I’m reading Calvin’s Institutes, a new translation of the 1541 French edition, for a book review for Calvin Theological Journal. It’s a good opportunity to re-read the Institutes in a different form than the one I read in college a few decades ago. I just came across Calvin’s discussion, in the early pages of the first chapter, of the “seed of religion,” that sense of the divine that is in all people, no matter what their culture or civilization may be. All people are religious, Calvin says. And it’s a good reminder that “religion” is not a bad word, contrary to what we hear from many Christian writers, as well as many non-Christian writers. Religion really means: a person’s sense or perspective on the big picture. Religion has to do with what’s ultimately important in life, and in your life. Religion has to do with what drives you in life, what life is about, what life is for, what life means. For many, religion is about having a good life, avoiding pain, and trying to be as prosperous as possible, and trying not to hurt anyone in the process. For some, religion is about pretending you’re not religious, and claiming, instead, to be “spiritual.” For others, their religion is a profound faith in science and technology, together with the hope that humanity will evolve and progress and just get better and better. (It’s a good idea for those whose religion is scientific progress to avoid the reading of history, otherwise they might have a crisis of faith). I heard recently of a new science cult which adamantly denies that it is a religious movement, even as its followers zealously promote its utopian view of the future where humans and machines will merge. Sounds like evangelism to me. Sounds like a vision of heaven…or hell.
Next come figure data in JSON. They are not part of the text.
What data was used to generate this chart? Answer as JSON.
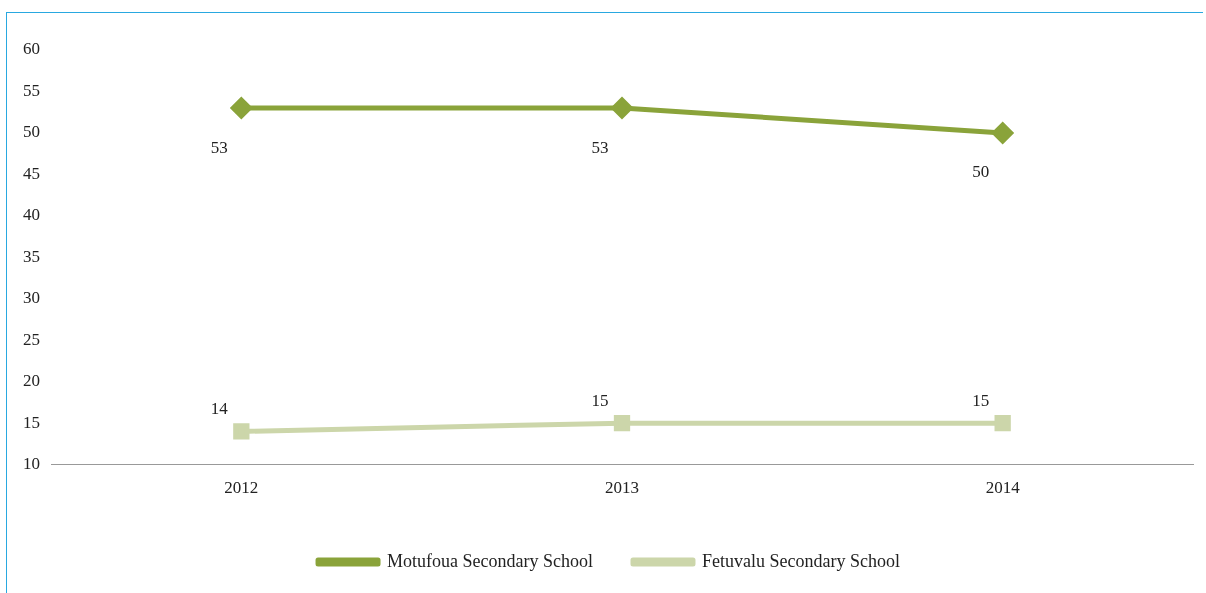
{
  "chart_data": {
    "type": "line",
    "categories": [
      "2012",
      "2013",
      "2014"
    ],
    "series": [
      {
        "name": "Motufoua Secondary School",
        "color": "#8aa33a",
        "values": [
          53,
          53,
          50
        ],
        "marker": "diamond"
      },
      {
        "name": "Fetuvalu Secondary School",
        "color": "#ccd6aa",
        "values": [
          14,
          15,
          15
        ],
        "marker": "square"
      }
    ],
    "ylim": [
      10,
      60
    ],
    "yticks": [
      10,
      15,
      20,
      25,
      30,
      35,
      40,
      45,
      50,
      55,
      60
    ],
    "grid": false,
    "legend": "bottom",
    "data_labels": true
  }
}
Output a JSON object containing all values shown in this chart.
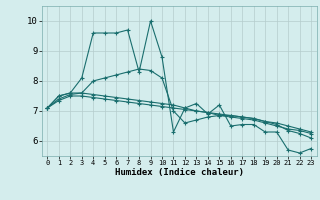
{
  "title": "",
  "xlabel": "Humidex (Indice chaleur)",
  "xlim": [
    -0.5,
    23.5
  ],
  "ylim": [
    5.5,
    10.5
  ],
  "yticks": [
    6,
    7,
    8,
    9,
    10
  ],
  "xticks": [
    0,
    1,
    2,
    3,
    4,
    5,
    6,
    7,
    8,
    9,
    10,
    11,
    12,
    13,
    14,
    15,
    16,
    17,
    18,
    19,
    20,
    21,
    22,
    23
  ],
  "bg_color": "#d4eded",
  "grid_color": "#b5cccc",
  "line_color": "#1a6e6e",
  "lines": [
    [
      7.1,
      7.5,
      7.6,
      8.1,
      9.6,
      9.6,
      9.6,
      9.7,
      8.3,
      10.0,
      8.8,
      6.3,
      7.1,
      7.25,
      6.9,
      7.2,
      6.5,
      6.55,
      6.55,
      6.3,
      6.3,
      5.7,
      5.6,
      5.75
    ],
    [
      7.1,
      7.5,
      7.6,
      7.6,
      8.0,
      8.1,
      8.2,
      8.3,
      8.4,
      8.35,
      8.1,
      7.0,
      6.6,
      6.7,
      6.8,
      6.85,
      6.85,
      6.8,
      6.75,
      6.65,
      6.55,
      6.35,
      6.25,
      6.1
    ],
    [
      7.1,
      7.4,
      7.55,
      7.6,
      7.55,
      7.5,
      7.45,
      7.4,
      7.35,
      7.3,
      7.25,
      7.2,
      7.1,
      7.0,
      6.95,
      6.9,
      6.85,
      6.8,
      6.75,
      6.65,
      6.6,
      6.5,
      6.4,
      6.3
    ],
    [
      7.1,
      7.35,
      7.5,
      7.5,
      7.45,
      7.4,
      7.35,
      7.3,
      7.25,
      7.2,
      7.15,
      7.1,
      7.05,
      7.0,
      6.95,
      6.85,
      6.8,
      6.75,
      6.7,
      6.6,
      6.5,
      6.4,
      6.35,
      6.25
    ]
  ]
}
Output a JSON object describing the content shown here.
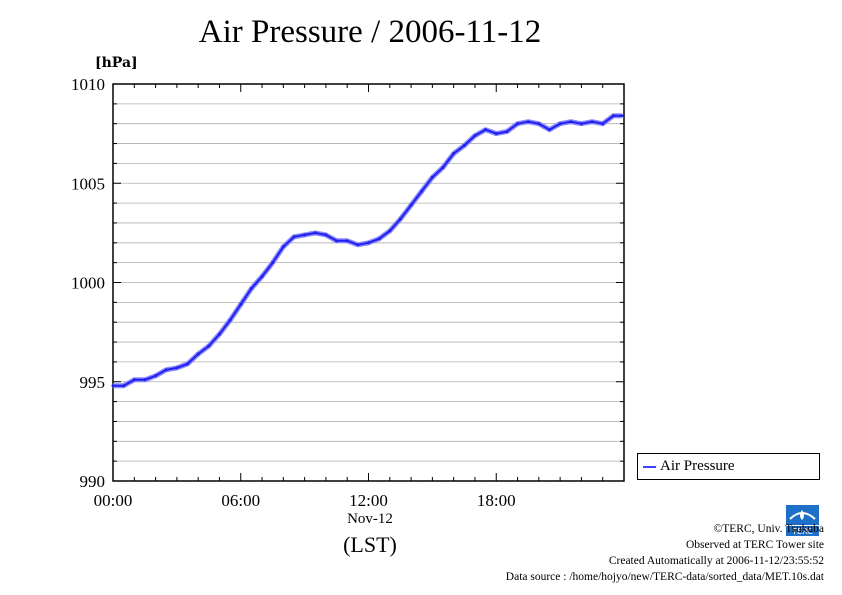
{
  "title": "Air Pressure / 2006-11-12",
  "chart_data": {
    "type": "line",
    "title": "Air Pressure / 2006-11-12",
    "ylabel": "[hPa]",
    "xlabel": "(LST)",
    "x_date_label": "Nov-12",
    "ylim": [
      990,
      1010
    ],
    "xlim_hours": [
      0,
      24
    ],
    "y_ticks": [
      "1010",
      "1005",
      "1000",
      "995",
      "990"
    ],
    "x_ticks": [
      "00:00",
      "06:00",
      "12:00",
      "18:00"
    ],
    "grid": true,
    "legend_position": "bottom-right-outside",
    "series": [
      {
        "name": "Air Pressure",
        "color": "#4040ff",
        "x_hours": [
          0,
          0.5,
          1,
          1.5,
          2,
          2.5,
          3,
          3.5,
          4,
          4.5,
          5,
          5.5,
          6,
          6.5,
          7,
          7.5,
          8,
          8.5,
          9,
          9.5,
          10,
          10.5,
          11,
          11.5,
          12,
          12.5,
          13,
          13.5,
          14,
          14.5,
          15,
          15.5,
          16,
          16.5,
          17,
          17.5,
          18,
          18.5,
          19,
          19.5,
          20,
          20.5,
          21,
          21.5,
          22,
          22.5,
          23,
          23.5,
          23.9
        ],
        "values": [
          994.8,
          994.8,
          995.1,
          995.1,
          995.3,
          995.6,
          995.7,
          995.9,
          996.4,
          996.8,
          997.4,
          998.1,
          998.9,
          999.7,
          1000.3,
          1001.0,
          1001.8,
          1002.3,
          1002.4,
          1002.5,
          1002.4,
          1002.1,
          1002.1,
          1001.9,
          1002.0,
          1002.2,
          1002.6,
          1003.2,
          1003.9,
          1004.6,
          1005.3,
          1005.8,
          1006.5,
          1006.9,
          1007.4,
          1007.7,
          1007.5,
          1007.6,
          1008.0,
          1008.1,
          1008.0,
          1007.7,
          1008.0,
          1008.1,
          1008.0,
          1008.1,
          1008.0,
          1008.4,
          1008.4
        ]
      }
    ]
  },
  "legend": {
    "label": "Air Pressure"
  },
  "footer": {
    "copyright": "©TERC, Univ. Tsukuba",
    "site": "Observed at TERC Tower site",
    "created": "Created Automatically at 2006-11-12/23:55:52",
    "source": "Data source : /home/hojyo/new/TERC-data/sorted_data/MET.10s.dat"
  },
  "logo_text": "TERC"
}
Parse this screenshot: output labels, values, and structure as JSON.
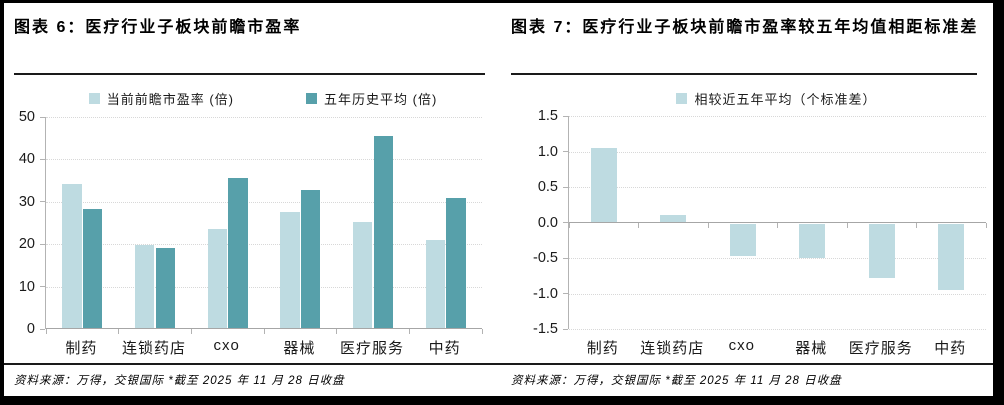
{
  "panels": [
    {
      "title": "图表 6：医疗行业子板块前瞻市盈率",
      "source_note": "资料来源：万得，交银国际  *截至 2025 年 11 月 28 日收盘"
    },
    {
      "title": "图表 7：医疗行业子板块前瞻市盈率较五年均值相距标准差",
      "source_note": "资料来源：万得，交银国际  *截至 2025 年 11 月 28 日收盘"
    }
  ],
  "colors": {
    "series_light": "#bedbe1",
    "series_dark": "#57a0aa",
    "gridline": "#d8d8d8",
    "axis": "#b3b3b3",
    "zero_line": "#a6a6a6",
    "rule": "#1a1a1a",
    "text": "#1a1a1a"
  },
  "chart_data": [
    {
      "type": "bar",
      "title": "图表 6：医疗行业子板块前瞻市盈率",
      "categories": [
        "制药",
        "连锁药店",
        "cxo",
        "器械",
        "医疗服务",
        "中药"
      ],
      "series": [
        {
          "name": "当前前瞻市盈率 (倍)",
          "color": "#bedbe1",
          "values": [
            34.3,
            19.8,
            23.5,
            27.6,
            25.3,
            21.0
          ]
        },
        {
          "name": "五年历史平均 (倍)",
          "color": "#57a0aa",
          "values": [
            28.4,
            19.1,
            35.7,
            32.7,
            45.5,
            30.8
          ]
        }
      ],
      "xlabel": "",
      "ylabel": "",
      "ylim": [
        0,
        50
      ],
      "ytick_labels": [
        "50",
        "40",
        "30",
        "20",
        "10",
        "0"
      ],
      "grid": "horizontal-dotted",
      "legend_position": "top"
    },
    {
      "type": "bar",
      "title": "图表 7：医疗行业子板块前瞻市盈率较五年均值相距标准差",
      "categories": [
        "制药",
        "连锁药店",
        "cxo",
        "器械",
        "医疗服务",
        "中药"
      ],
      "series": [
        {
          "name": "相较近五年平均（个标准差）",
          "color": "#bedbe1",
          "values": [
            1.05,
            0.1,
            -0.46,
            -0.48,
            -0.77,
            -0.93
          ]
        }
      ],
      "xlabel": "",
      "ylabel": "",
      "ylim": [
        -1.5,
        1.5
      ],
      "ytick_labels": [
        "1.5",
        "1.0",
        "0.5",
        "0.0",
        "-0.5",
        "-1.0",
        "-1.5"
      ],
      "grid": "horizontal-dotted",
      "legend_position": "top"
    }
  ]
}
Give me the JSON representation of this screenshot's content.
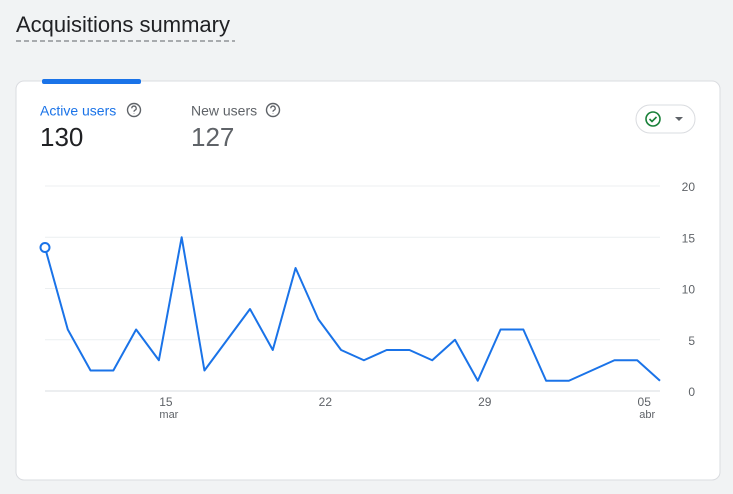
{
  "header": {
    "title": "Acquisitions summary"
  },
  "tabs": [
    {
      "label": "Active users",
      "value": 130
    },
    {
      "label": "New users",
      "value": 127
    }
  ],
  "chart_data": {
    "type": "line",
    "categories": [
      null,
      null,
      null,
      null,
      null,
      "15",
      null,
      null,
      null,
      null,
      null,
      null,
      "22",
      null,
      null,
      null,
      null,
      null,
      null,
      "29",
      null,
      null,
      null,
      null,
      null,
      null,
      "05",
      null
    ],
    "category_sublabels": [
      null,
      null,
      null,
      null,
      null,
      "mar",
      null,
      null,
      null,
      null,
      null,
      null,
      null,
      null,
      null,
      null,
      null,
      null,
      null,
      null,
      null,
      null,
      null,
      null,
      null,
      null,
      "abr",
      null
    ],
    "values": [
      14,
      6,
      2,
      2,
      6,
      3,
      15,
      2,
      5,
      8,
      4,
      12,
      7,
      4,
      3,
      4,
      4,
      3,
      5,
      1,
      6,
      6,
      1,
      1,
      2,
      3,
      3,
      1
    ],
    "color": "#1a73e8",
    "ylim": [
      0,
      20
    ],
    "yticks": [
      0,
      5,
      10,
      15,
      20
    ],
    "grid": true
  }
}
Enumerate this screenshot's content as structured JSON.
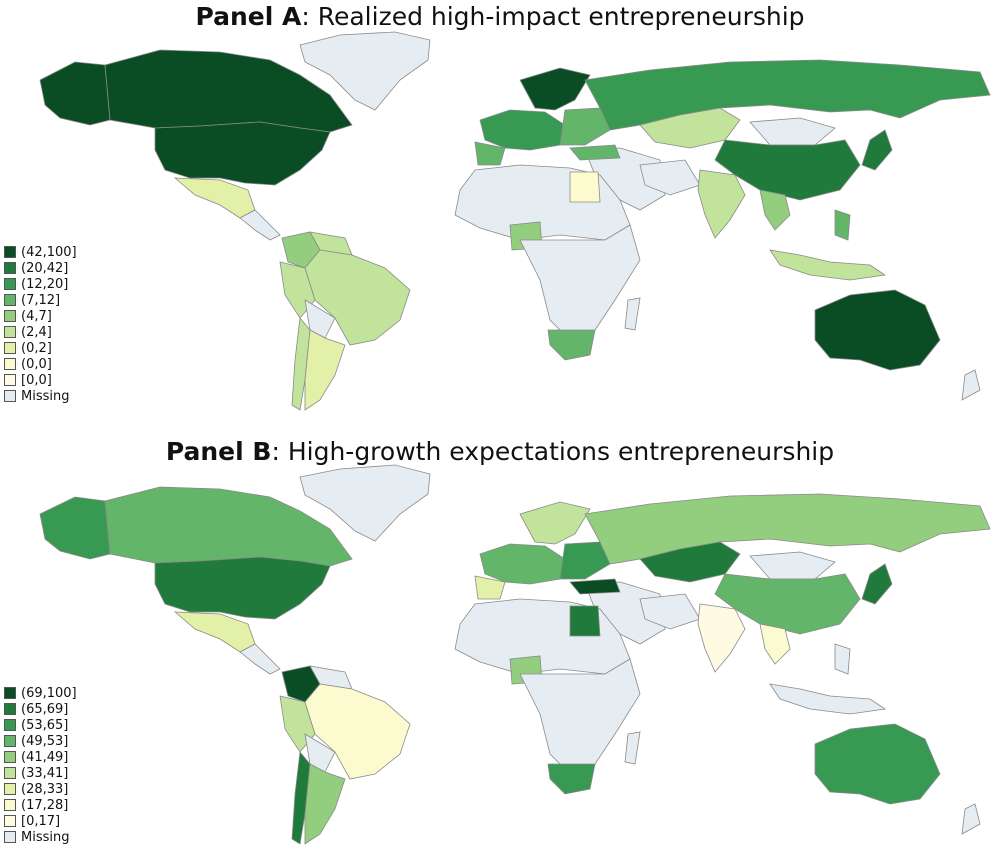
{
  "colors": {
    "missing": "#e6edf2",
    "c0": "#fffbe3",
    "c1": "#fcfbd0",
    "c2": "#e2f0a8",
    "c3": "#c2e39b",
    "c4": "#93cd7e",
    "c5": "#62b569",
    "c6": "#389a52",
    "c7": "#1f7a3c",
    "c8": "#0a4d24"
  },
  "panels": [
    {
      "title_bold": "Panel A",
      "title_rest": ": Realized high-impact entrepreneurship",
      "legend": [
        {
          "label": "(42,100]",
          "color": "#0a4d24"
        },
        {
          "label": "(20,42]",
          "color": "#1f7a3c"
        },
        {
          "label": "(12,20]",
          "color": "#389a52"
        },
        {
          "label": "(7,12]",
          "color": "#62b569"
        },
        {
          "label": "(4,7]",
          "color": "#93cd7e"
        },
        {
          "label": "(2,4]",
          "color": "#c2e39b"
        },
        {
          "label": "(0,2]",
          "color": "#e2f0a8"
        },
        {
          "label": "(0,0]",
          "color": "#fcfbd0"
        },
        {
          "label": "[0,0]",
          "color": "#fffbe3"
        },
        {
          "label": "Missing",
          "color": "#e6edf2"
        }
      ]
    },
    {
      "title_bold": "Panel B",
      "title_rest": ": High-growth expectations entrepreneurship",
      "legend": [
        {
          "label": "(69,100]",
          "color": "#0a4d24"
        },
        {
          "label": "(65,69]",
          "color": "#1f7a3c"
        },
        {
          "label": "(53,65]",
          "color": "#389a52"
        },
        {
          "label": "(49,53]",
          "color": "#62b569"
        },
        {
          "label": "(41,49]",
          "color": "#93cd7e"
        },
        {
          "label": "(33,41]",
          "color": "#c2e39b"
        },
        {
          "label": "(28,33]",
          "color": "#e2f0a8"
        },
        {
          "label": "(17,28]",
          "color": "#fcfbd0"
        },
        {
          "label": "[0,17]",
          "color": "#fffbe3"
        },
        {
          "label": "Missing",
          "color": "#e6edf2"
        }
      ]
    }
  ]
}
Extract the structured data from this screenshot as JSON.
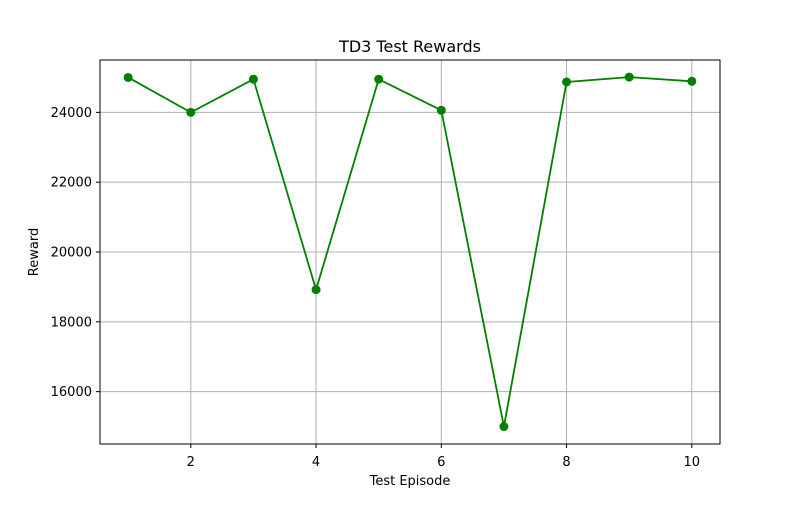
{
  "chart_data": {
    "type": "line",
    "title": "TD3 Test Rewards",
    "xlabel": "Test Episode",
    "ylabel": "Reward",
    "x": [
      1,
      2,
      3,
      4,
      5,
      6,
      7,
      8,
      9,
      10
    ],
    "series": [
      {
        "values": [
          25000,
          24000,
          24950,
          18920,
          24950,
          24060,
          15000,
          24870,
          25010,
          24890
        ],
        "color": "#008000",
        "marker": "circle"
      }
    ],
    "xticks": [
      2,
      4,
      6,
      8,
      10
    ],
    "xtick_labels": [
      "2",
      "4",
      "6",
      "8",
      "10"
    ],
    "yticks": [
      16000,
      18000,
      20000,
      22000,
      24000
    ],
    "ytick_labels": [
      "16000",
      "18000",
      "20000",
      "22000",
      "24000"
    ],
    "xlim": [
      0.55,
      10.45
    ],
    "ylim": [
      14500,
      25500
    ],
    "grid": true,
    "grid_color": "#b0b0b0",
    "legend": false
  }
}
The Christian Religion, as Calvin rightly and boldly calls our faith, finds the meaning of human life in the story of God the Creator, who is also God the Savior in Jesus Christ, and God the Healer and Restorer, the Holy Spirit. This is the story of God who draws his broken and rebellious people, his runaway sons and daughters, back into relationship with him. “Religion” should never be contrasted with “relationship,” as popular Christian authors constantly do, pretending that they’ve actually solved some kind of problem, or said something profound. The catchphrase “personal relationship with Jesus” is too vague, too individualistic, to small to sustain the weight of what God is really doing in the world. He is transforming the whole creation in Christ. He is reconciling the world to himself. Of course he does this by transforming individual hearts and souls and lives, but he always does this in community. Richard Mouw of Fuller Seminary recently wrote an article for Christianity Today about the proper balance between the individual and the community in Christian consciousness. While liberal churches ignore individual conversion and transformation, Evangelical churches focus far too exclusively on the individual. He writes, “We evangelicals never downplay the importance of individuals—as individuals—coming to a saving faith in Jesus Christ. We never say that an individual’s very personal relationship to God is not important. What we do say is that individual salvation is not enough.”
Then Calvin says something that suprised me. I’m sure I read it many years ago, but I had forgotten. Calvin speaks of the universal sense of divinity, the awareness that there is a God in all people. Then he writes, “That is why it is false to say (as some do) that religion was long ago contrived by the art and clever ruse of a few people, in order to control the naive populace in decency even though the ones who were urging others to honor God had no idea of the divine. I certainly admit that some delicate and deceitful people among the pagans have forged many things in religion to make naive people afraid and cause them scruples, so that they would be more obedient and easier to order around; but they would not have succeeded in this if people’s spirits had not first been fixed on the firm persuasion that there is a God. From that source came the whole inclination to believe what was said about religion.” (Institutes of the Christian Religion, 1541 French Edition, tr. Elsie McKee, p. 26). Calvin wrote this 300 years before Karl Marx claimed that religion was just a tool used by the powerful to control the weak. Calvin, by contrast, says that while religion might be misused in this way, such abuse of religion does not explain the universal prevalence of religion. Marxism itself was a secularized religion, complete with its own world-view, values, and vision of a utopian socialist future. Its interesting that 500 years after Calvin’s birth, the same issues are being debated. Today we have Christopher Hitchens and Richard Dawkins touting a new atheism, and a return to “reason,” without the slightest clue that their “new” atheism is really quite old, and–even more embarrasing–it is itself a religion, a view of how things should be, an argument about the meaning of life (or lack thereof). Not only that, but their arguments against belief in God can’t even hold enough water to spawn a newly-evolved life form. Disbelief takes just as much faith as belief; the atheist is just as religious as the believer.